From the logs provided there is no information that the root cause is in our application. The root cause seems to be in the libraries of the IPF.

pcuq-ads commented 1 year ago

According to Sylvain, the issue is linked to AUX data baseline.

The error inside the LOG [E] Got error after call at IPF-OL-1/src/ol1co_adf_cal.c:ol1co_adf_cal_load:192 shows that an AUX data used for Centos 7 version has been used. It is not compliant with Centos 6 chain.
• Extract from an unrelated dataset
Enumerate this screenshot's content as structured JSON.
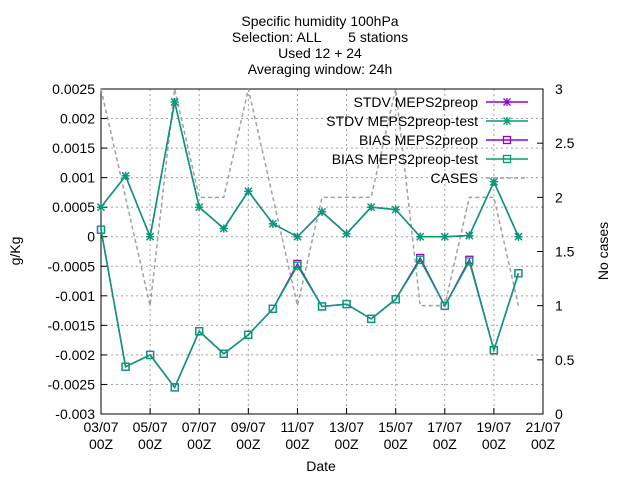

Here is the AUX data inside the job order that is the root cause of the issue. S3A_OL_1_EOAX_20160425T103700_20991231T23595920230613T120000____MPC_O_AL_015.SEN3

We will handle this issue with OPS.

suberti-ads commented 1 year ago

Following AUX_DATA have been ingested for preint test v1.14 (Centos 7)

-rw-r--r--    1 root     root       4842217 Jul 17 15:38 S3A_OL_1_CAL_AX_20230620T000000_20991231T235959_20230616T120000___________________MPC_O_AL_028.SEN3.tgz
-rw-r--r--    1 root     root          9142 Jul 17 15:38 S3A_OL_1_EO__AX_20160425T103700_20991231T235959_20230613T120000___________________MPC_O_AL_015.SEN3.tgz
-rw-r--r--    1 root     root       4938869 Jul 17 15:39 S3B_OL_1_CAL_AX_20230620T000000_20991231T235959_20230616T120000___________________MPC_O_AL_018.SEN3.tgz
-rw-r--r--    1 root     root          9124 Jul 17 15:39 S3B_OL_1_EO__AX_20180618T000000_20991231T235959_20230613T120000___________________MPC_O_AL_009.SEN3.tgz

Product have been deleted from catalog and production restarted 5 execution done ==> We can close this issue as incident due to wrong auxiliary data.

pcuq-ads commented 1 year ago

SYS_CCB_W30: this is an incident. The issue is closed.